Alice Armand Ugón Rivoir (January 15, 1887 – August 17, 1992) was an Uruguayan pediatrician, co-founder of the Sociedad Uruguaya de Pediatría.

==Early life==
Alice Armand Ugón was born in Colonia Valdense, to parents Daniel Armand Ugon, a Waldensian pastor, and Alice Sophie Rivoir. Her parents were both of French ancestry, and both born in the Piedmont region in Italy. Several of her twelve siblings also became doctors or pharmacists; her brother Enrique Armand-Ugón was a diplomat and a judge, and her sister Ana Margarita Armand Ugón was a noted educator and feminist in Montevideo.
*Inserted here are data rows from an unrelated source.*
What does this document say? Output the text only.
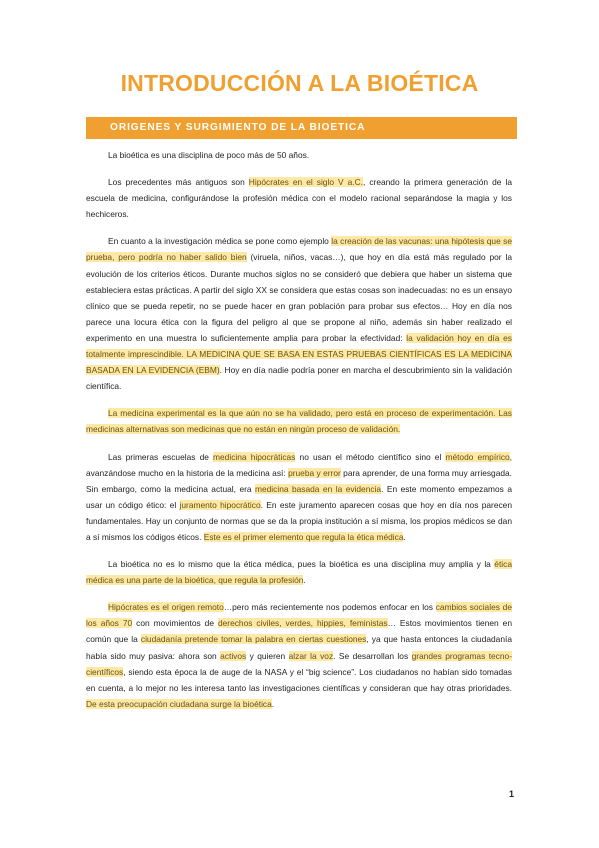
INTRODUCCIÓN A LA BIOÉTICA
ORIGENES Y SURGIMIENTO DE LA BIOETICA

La bioética es una disciplina de poco más de 50 años.

Los precedentes más antiguos son Hipócrates en el siglo V a.C., creando la primera generación de la escuela de medicina, configurándose la profesión médica con el modelo racional separándose la magia y los hechiceros.

En cuanto a la investigación médica se pone como ejemplo la creación de las vacunas: una hipótesis que se prueba, pero podría no haber salido bien (viruela, niños, vacas…), que hoy en día está más regulado por la evolución de los criterios éticos. Durante muchos siglos no se consideró que debiera que haber un sistema que estableciera estas prácticas. A partir del siglo XX se considera que estas cosas son inadecuadas: no es un ensayo clínico que se pueda repetir, no se puede hacer en gran población para probar sus efectos… Hoy en día nos parece una locura ética con la figura del peligro al que se propone al niño, además sin haber realizado el experimento en una muestra lo suficientemente amplia para probar la efectividad: la validación hoy en día es totalmente imprescindible. LA MEDICINA QUE SE BASA EN ESTAS PRUEBAS CIENTÍFICAS ES LA MEDICINA BASADA EN LA EVIDENCIA (EBM). Hoy en día nadie podría poner en marcha el descubrimiento sin la validación científica.

La medicina experimental es la que aún no se ha validado, pero está en proceso de experimentación. Las medicinas alternativas son medicinas que no están en ningún proceso de validación.

Las primeras escuelas de medicina hipocráticas no usan el método científico sino el método empírico, avanzándose mucho en la historia de la medicina así: prueba y error para aprender, de una forma muy arriesgada. Sin embargo, como la medicina actual, era medicina basada en la evidencia. En este momento empezamos a usar un código ético: el juramento hipocrático. En este juramento aparecen cosas que hoy en día nos parecen fundamentales. Hay un conjunto de normas que se da la propia institución a sí misma, los propios médicos se dan a sí mismos los códigos éticos. Este es el primer elemento que regula la ética médica.

La bioética no es lo mismo que la ética médica, pues la bioética es una disciplina muy amplia y la ética médica es una parte de la bioética, que regula la profesión.

Hipócrates es el origen remoto…pero más recientemente nos podemos enfocar en los cambios sociales de los años 70 con movimientos de derechos civiles, verdes, hippies, feministas… Estos movimientos tienen en común que la ciudadanía pretende tomar la palabra en ciertas cuestiones, ya que hasta entonces la ciudadanía había sido muy pasiva: ahora son activos y quieren alzar la voz. Se desarrollan los grandes programas tecno-científicos, siendo esta época la de auge de la NASA y el “big science”. Los ciudadanos no habían sido tomadas en cuenta, a lo mejor no les interesa tanto las investigaciones científicas y consideran que hay otras prioridades. De esta preocupación ciudadana surge la bioética.

1
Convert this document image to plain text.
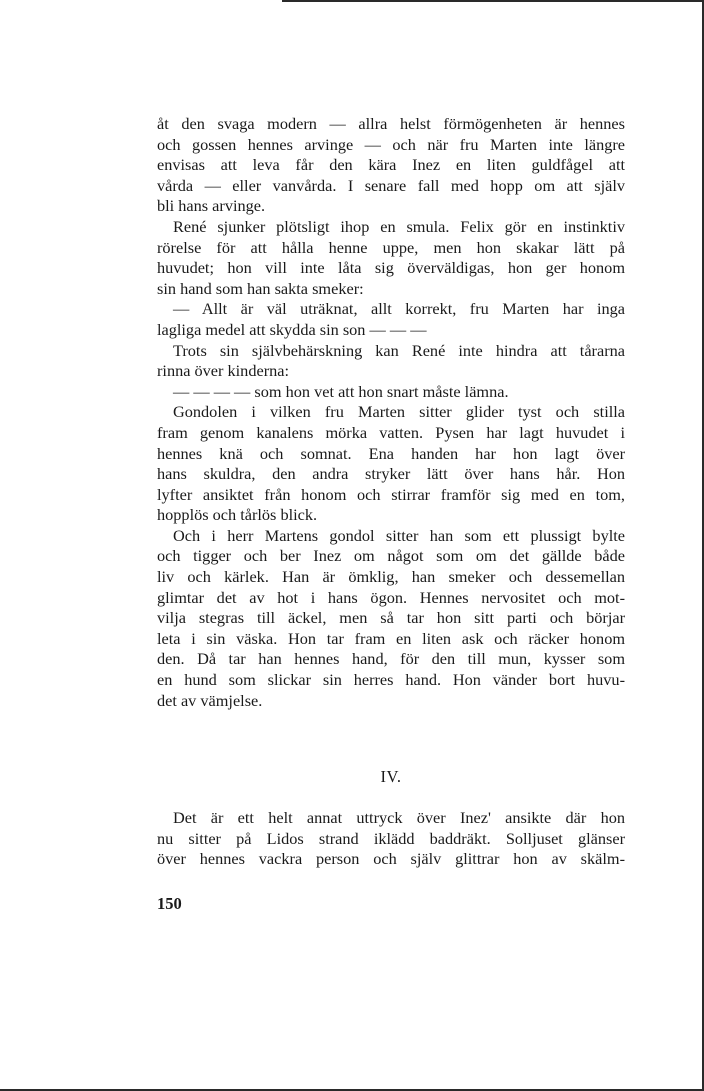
åt den svaga modern — allra helst förmögenheten är hennes
och gossen hennes arvinge — och när fru Marten inte längre
envisas att leva får den kära Inez en liten guldfågel att
vårda — eller vanvårda. I senare fall med hopp om att själv
bli hans arvinge.
René sjunker plötsligt ihop en smula. Felix gör en instinktiv
rörelse för att hålla henne uppe, men hon skakar lätt på
huvudet; hon vill inte låta sig överväldigas, hon ger honom
sin hand som han sakta smeker:
— Allt är väl uträknat, allt korrekt, fru Marten har inga
lagliga medel att skydda sin son — — —
Trots sin självbehärskning kan René inte hindra att tårarna
rinna över kinderna:
— — — — som hon vet att hon snart måste lämna.
Gondolen i vilken fru Marten sitter glider tyst och stilla
fram genom kanalens mörka vatten. Pysen har lagt huvudet i
hennes knä och somnat. Ena handen har hon lagt över
hans skuldra, den andra stryker lätt över hans hår. Hon
lyfter ansiktet från honom och stirrar framför sig med en tom,
hopplös och tårlös blick.
Och i herr Martens gondol sitter han som ett plussigt bylte
och tigger och ber Inez om något som om det gällde både
liv och kärlek. Han är ömklig, han smeker och dessemellan
glimtar det av hot i hans ögon. Hennes nervositet och mot-
vilja stegras till äckel, men så tar hon sitt parti och börjar
leta i sin väska. Hon tar fram en liten ask och räcker honom
den. Då tar han hennes hand, för den till mun, kysser som
en hund som slickar sin herres hand. Hon vänder bort huvu-
det av vämjelse.
IV.
Det är ett helt annat uttryck över Inez' ansikte där hon
nu sitter på Lidos strand iklädd baddräkt. Solljuset glänser
över hennes vackra person och själv glittrar hon av skälm-
150
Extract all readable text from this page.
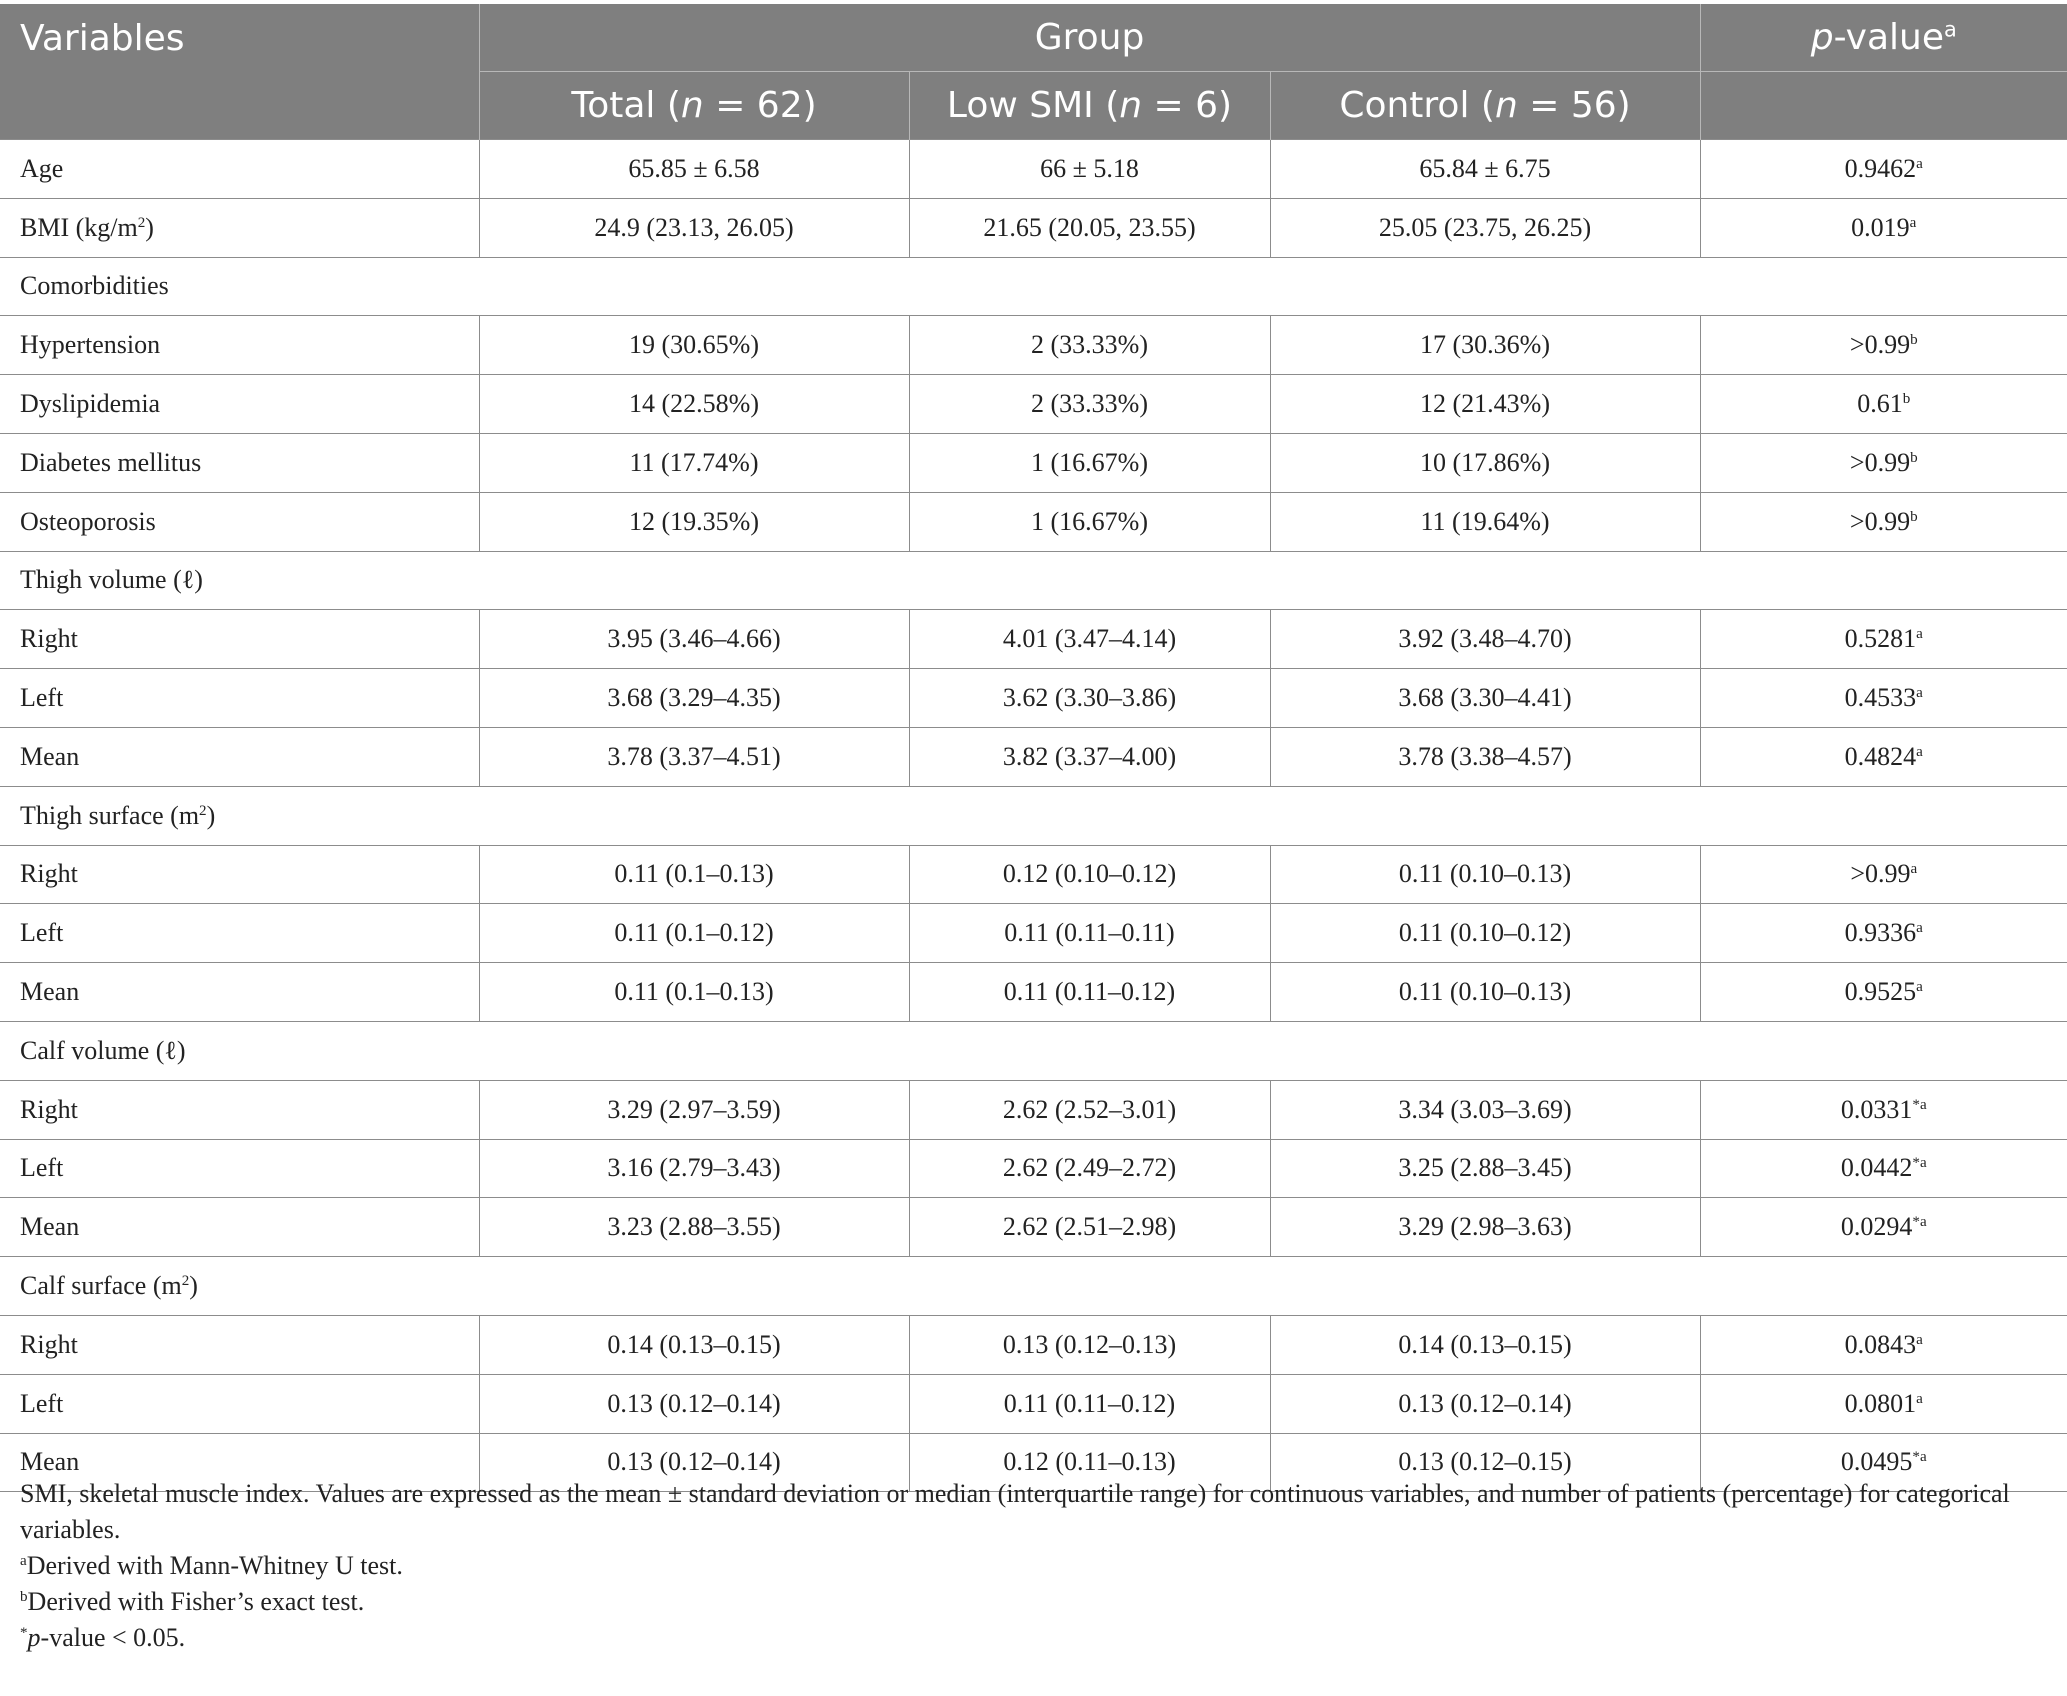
Variables	Group			p-value$^a$
	Total (n = 62)	Low SMI (n = 6)	Control (n = 56)	
Age	65.85 ± 6.58	66 ± 5.18	65.84 ± 6.75	0.9462$^a$
BMI $(kg/m^2)$	24.9 (23.13, 26.05)	21.65 (20.05, 23.55)	25.05 (23.75, 26.25)	0.019$^a$
Comorbidities				
Hypertension	19 (30.65%)	2 (33.33%)	17 (30.36%)	>0.99$^b$
Dyslipidemia	14 (22.58%)	2 (33.33%)	12 (21.43%)	0.61$^b$
Diabetes mellitus	11 (17.74%)	1 (16.67%)	10 (17.86%)	>0.99$^b$
Osteoporosis	12 (19.35%)	1 (16.67%)	11 (19.64%)	>0.99$^b$
Thigh volume (ℓ)				
Right	3.95 (3.46–4.66)	4.01 (3.47–4.14)	3.92 (3.48–4.70)	0.5281$^a$
Left	3.68 (3.29–4.35)	3.62 (3.30–3.86)	3.68 (3.30–4.41)	0.4533$^a$
Mean	3.78 (3.37–4.51)	3.82 (3.37–4.00)	3.78 (3.38–4.57)	0.4824$^a$
Thigh surface $(m^2)$				
Right	0.11 (0.1–0.13)	0.12 (0.10–0.12)	0.11 (0.10–0.13)	>0.99$^a$
Left	0.11 (0.1–0.12)	0.11 (0.11–0.11)	0.11 (0.10–0.12)	0.9336$^a$
Mean	0.11 (0.1–0.13)	0.11 (0.11–0.12)	0.11 (0.10–0.13)	0.9525$^a$
Calf volume (ℓ)				
Right	3.29 (2.97–3.59)	2.62 (2.52–3.01)	3.34 (3.03–3.69)	0.0331$^{*a}$
Left	3.16 (2.79–3.43)	2.62 (2.49–2.72)	3.25 (2.88–3.45)	0.0442$^{*a}$
Mean	3.23 (2.88–3.55)	2.62 (2.51–2.98)	3.29 (2.98–3.63)	0.0294$^{*a}$
Calf surface $(m^2)$				
Right	0.14 (0.13–0.15)	0.13 (0.12–0.13)	0.14 (0.13–0.15)	0.0843$^a$
Left	0.13 (0.12–0.14)	0.11 (0.11–0.12)	0.13 (0.12–0.14)	0.0801$^a$
Mean	0.13 (0.12–0.14)	0.12 (0.11–0.13)	0.13 (0.12–0.15)	0.0495$^{*a}$

SMI, skeletal muscle index. Values are expressed as the mean ± standard deviation or median (interquartile range) for continuous variables, and number of patients (percentage) for categorical variables.

$^a$Derived with Mann-Whitney U test.

$^b$Derived with Fisher’s exact test.

*p-value < 0.05.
She graduated from medical college in 1916, the fifth woman to earn her medical degree in Uruguay. (Her older sister María was the third woman doctor trained in Uruguay.)

==Career==
Armand Ugón co-founded the Sociedad Uruguaya de Pediatría, with Luis Morquio and others. She ran a free clinic for mothers and babies in Montevideo, oversaw female students' health in the public schools of Montevideo, and taught chemistry in a girls' high school. Armand Ugón was a delegate to the International Conference of Women Physicians held in 1919 in New York City, and on the same trip was a guest of the Boston Equal Suffrage Association on a tour of several American colleges. In 1921 she published research on measles and meningitis in children. In 1922 she published her research findings on typhoid in children, and on acute aortic rheumatism.

==Personal life==
Outside her work, Armand Ugón was a tennis champion. She died in Montevideo in 1992, aged 105 years.